The playback feature currently lacks controls to let users jump around through a stream, something that should be added for navigating longer videos. But the playback captures everything. People joining the room, comments, people clicking the Like button-style heart. It is everything as it originally happened so context is always intact.
Perhaps what most differentiates Periscope from Meerkat is that there’s always something to do within it. If you’re not in Meerkat during a livestream, it’s a very empty, very yellow place. Periscope always shows streams that are happening and keeps a collection of recorded content that you can revisit as well.
For the time being, Periscope will exist primarily as a standalone app. It uses Twitter as a login method, but users won’t be able to launch a stream straight from Twitter proper. The expectation is for that to change in the future, but it doesn’t necessarily have to. Public streams are broadcast to Twitter with a link to watch on mobile or on desktop.
Either way, Twitter support can’t be overstated. Meerkat is viewed as an adversary that uses the Twitter platform, and Twitter can basically do everything in its power to kill it off should it so choose. It already cut Meerkat’s access to its social graph, and it will give Periscope every advantage possible. Periscope is already a better platform for discovery: It’s far easier to find friends and people you follow, and happily points to celebrities and noteworthy people taking advantage of the app.
While most livestreams are an inherent call for attention, Periscope gives users the ability to do their streaming under the veil of privacy. Users can choose to broadcast to Twitter or keep a stream just between people on Periscope.
To take it even further, you can set up a private stream between you and people of your choosing.
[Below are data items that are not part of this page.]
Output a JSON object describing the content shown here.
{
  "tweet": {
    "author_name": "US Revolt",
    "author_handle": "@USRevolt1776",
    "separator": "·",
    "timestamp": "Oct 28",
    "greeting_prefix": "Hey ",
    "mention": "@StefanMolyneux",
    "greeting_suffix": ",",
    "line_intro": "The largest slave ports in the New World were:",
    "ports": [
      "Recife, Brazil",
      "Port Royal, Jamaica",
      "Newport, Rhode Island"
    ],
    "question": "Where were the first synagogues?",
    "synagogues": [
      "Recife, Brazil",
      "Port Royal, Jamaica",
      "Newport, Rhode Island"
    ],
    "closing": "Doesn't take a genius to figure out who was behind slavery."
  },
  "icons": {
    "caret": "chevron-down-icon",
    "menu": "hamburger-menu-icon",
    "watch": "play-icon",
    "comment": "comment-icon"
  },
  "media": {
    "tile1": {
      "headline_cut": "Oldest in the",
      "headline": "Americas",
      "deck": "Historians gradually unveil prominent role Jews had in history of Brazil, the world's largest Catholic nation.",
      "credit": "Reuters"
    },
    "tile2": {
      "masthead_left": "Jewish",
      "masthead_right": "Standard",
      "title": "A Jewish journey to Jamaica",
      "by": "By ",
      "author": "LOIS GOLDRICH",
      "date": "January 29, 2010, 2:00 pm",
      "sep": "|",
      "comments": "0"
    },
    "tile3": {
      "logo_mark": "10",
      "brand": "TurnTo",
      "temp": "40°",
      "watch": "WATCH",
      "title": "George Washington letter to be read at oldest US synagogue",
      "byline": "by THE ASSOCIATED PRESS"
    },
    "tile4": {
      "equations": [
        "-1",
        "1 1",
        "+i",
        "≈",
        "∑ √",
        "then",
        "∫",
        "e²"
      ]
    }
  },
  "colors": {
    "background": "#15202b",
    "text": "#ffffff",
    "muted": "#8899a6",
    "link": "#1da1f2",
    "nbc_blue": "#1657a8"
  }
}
No other eyes will be allowed in.
While it might not affect the majority of users, Periscope does offer some backwards compatibility. The app for iOS functions on older versions of the operating system dating back to 7.1. That means people willingly holding back on their updates or those who want to broadcast from an older device can do so. The iPhone 4, released in 2010, is the oldest Apple device compatible with iOS 7.1. Owners of everything dating back to that device can get in on the streaming action.
For the time being, Meerkat maintains a lead in the number of users thanks to its major growth since launching just a mere month ago. But Periscope has a clear head start in features and functionality—and being owned by the platform you count on the most doesn’t hurt, either. Periscope is late to the party, but it’s arrival has everyone’s attention.